Children in movies are, by definition, annoying. No matter what genre, no matter the story, and no matter the circumstances; kids are just the worst when it comes to cinema. Even good movies like It Follows or a classic like E.T. gets on my nerves with how much whining I’ll hear. So when people were saying way back in 2014 that the small boy in the Aussie horror flick The Babadook was absolutely grating I hesitated to give this a shot. On the one hand the people were right in how child actor Noah Wiseman is worse than nails on a chalkboard. But what makes The Babadook truly outstanding is how it casually makes an about-face and turns a solid horror movie into something much more.
If you don’t already know The Babadook is the titular monster. He is a child’s absolute nightmare from a children’s story and God knows how any publisher thought that was a good idea to print. At first you expect this to be a typical creature feature where the monster attacks the Mom and her child is inevitably in danger. You would be absolutely right but only for the first half of this picture. Very slowly you start to realize this creature is not just a physical danger but also, and mostly, a mental danger. For you see the single Mother, played by Essie Davis, is going through some troubling issues what with her husband dying a horrible death a few months ago. Even if by the end of this film the creature becomes a real entity for the most part we can imagine that all of this is an excuse to really go to town on her child.
Look, I’m not advocating at all that abuse is okay or even punishing your child ala spanking. But Noah Wiseman plays such a perfect, piece of shit kid that it is hard not to advocate some kind of violence. He is breaking things all the time, screaming CONSTANTLY in your ear, and cannot shut up about this “imaginary” monster. It was a close decision to NOT turn this movie off because of how frustrating it is to see this widow trying to keep her son in line. But something weird starts to happen. Eventually the tone of the film switches to its horror state and we, somehow, start rooting for this kid. Mostly because we end up realizing that everything this kid was doing was for a reason which is a trope I personally do not enjoy in films. Somehow we are loving it that this kid turns ‘Home Alone‘ on us and can match wits with this creature.
This movie does a successful job by giving you the creeps. Once the Babadook starts messing with this Mother’s head the film’s tone becomes ‘dread’. Not only does she start hallucinating some truly awful stuff but the quick cutting doesn’t make things better. There is a newscast from a nightmare she has that ends in the creepiest image ever that I don’t wanna spoil. But even to this day I am thinking about that image and I get goosebumps. The titular monster itself is a fascinating thing to look at too. Like a shadow he slinks in the darkness and that design of the top hat & cape makes him stand out from most of today’s horror creatures.

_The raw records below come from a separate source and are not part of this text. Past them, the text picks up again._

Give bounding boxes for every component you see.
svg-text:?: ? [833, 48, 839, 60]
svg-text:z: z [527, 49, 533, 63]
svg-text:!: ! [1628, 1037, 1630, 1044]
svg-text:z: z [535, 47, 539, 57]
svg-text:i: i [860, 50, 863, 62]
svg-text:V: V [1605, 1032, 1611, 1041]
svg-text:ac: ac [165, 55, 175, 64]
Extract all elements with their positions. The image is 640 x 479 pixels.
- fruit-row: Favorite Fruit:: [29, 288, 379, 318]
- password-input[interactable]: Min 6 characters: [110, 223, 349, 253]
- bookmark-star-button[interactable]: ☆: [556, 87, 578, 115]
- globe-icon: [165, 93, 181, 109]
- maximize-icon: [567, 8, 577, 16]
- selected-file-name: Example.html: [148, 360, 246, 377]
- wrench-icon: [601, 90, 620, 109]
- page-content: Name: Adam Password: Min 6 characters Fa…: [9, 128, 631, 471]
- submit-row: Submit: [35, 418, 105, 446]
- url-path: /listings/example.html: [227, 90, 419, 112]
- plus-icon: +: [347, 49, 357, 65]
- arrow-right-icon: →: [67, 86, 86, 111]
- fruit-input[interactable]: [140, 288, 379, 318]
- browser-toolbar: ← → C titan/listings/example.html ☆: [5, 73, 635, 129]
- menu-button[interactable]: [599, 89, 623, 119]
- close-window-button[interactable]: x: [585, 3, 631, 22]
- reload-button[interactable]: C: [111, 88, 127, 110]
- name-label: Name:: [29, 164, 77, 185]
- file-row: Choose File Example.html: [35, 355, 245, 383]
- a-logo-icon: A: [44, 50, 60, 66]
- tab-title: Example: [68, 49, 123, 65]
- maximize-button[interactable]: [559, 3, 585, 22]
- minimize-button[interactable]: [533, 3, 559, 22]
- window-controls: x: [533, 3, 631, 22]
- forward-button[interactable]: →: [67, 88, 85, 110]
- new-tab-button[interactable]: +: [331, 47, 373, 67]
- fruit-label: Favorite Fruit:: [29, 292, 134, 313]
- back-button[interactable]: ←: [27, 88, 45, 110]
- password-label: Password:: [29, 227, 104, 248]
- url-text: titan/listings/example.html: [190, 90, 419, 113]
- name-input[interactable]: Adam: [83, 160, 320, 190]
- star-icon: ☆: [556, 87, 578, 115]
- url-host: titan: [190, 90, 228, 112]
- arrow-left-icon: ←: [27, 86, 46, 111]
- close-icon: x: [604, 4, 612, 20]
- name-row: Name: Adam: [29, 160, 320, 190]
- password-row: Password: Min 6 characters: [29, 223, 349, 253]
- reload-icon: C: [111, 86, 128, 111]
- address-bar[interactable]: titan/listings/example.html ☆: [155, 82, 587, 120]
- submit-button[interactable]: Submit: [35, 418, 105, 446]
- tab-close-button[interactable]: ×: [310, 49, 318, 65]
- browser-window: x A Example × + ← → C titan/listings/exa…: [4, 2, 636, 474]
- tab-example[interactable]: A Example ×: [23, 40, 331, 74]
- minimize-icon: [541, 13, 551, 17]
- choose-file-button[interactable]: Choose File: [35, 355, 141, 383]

Ultimately though this movie is about how a woman tries to keep her sanity in the darkest of moments. The Babadook might end up being a real creature who poses a real threat but at the end of the day this is all a metaphor for depression. The more she thinks how awful her life is the more power this monster has control over her. It might make scenes of her bad mouthing her son somewhat funny because you don’t expect such horrible things being spouted to a young kid. (And, again, it isn’t like the bad mouthing is not justified.) But then when things get real this becomes a movie about child abuse more than a horror movie and that’s where the genius comes in. Get rid of all the supernatural elements and all you get is a widow mother on the verge of a mental breakdown. If Jennifer Kent doesn’t get more chances to put a spin on more horror tropes then the world isn’t fair.
Hopefully this mildly spoiler filled review doesn’t dissuade you from giving The Babadook a shot. It is a genuinely creepy film and that is a rare commodity these days with the horror genre. But what Jennifer Kent does is spin this creature feature into a complex story about loss, depression, and coping with your child. Again, it can’t be stressed enough that Noah Wiseman portrays the most annoying child in the history of cinema. But stick with this for more than half its run time. Trust me, you will not regard sticking with such an unruly beast before getting to the real terror.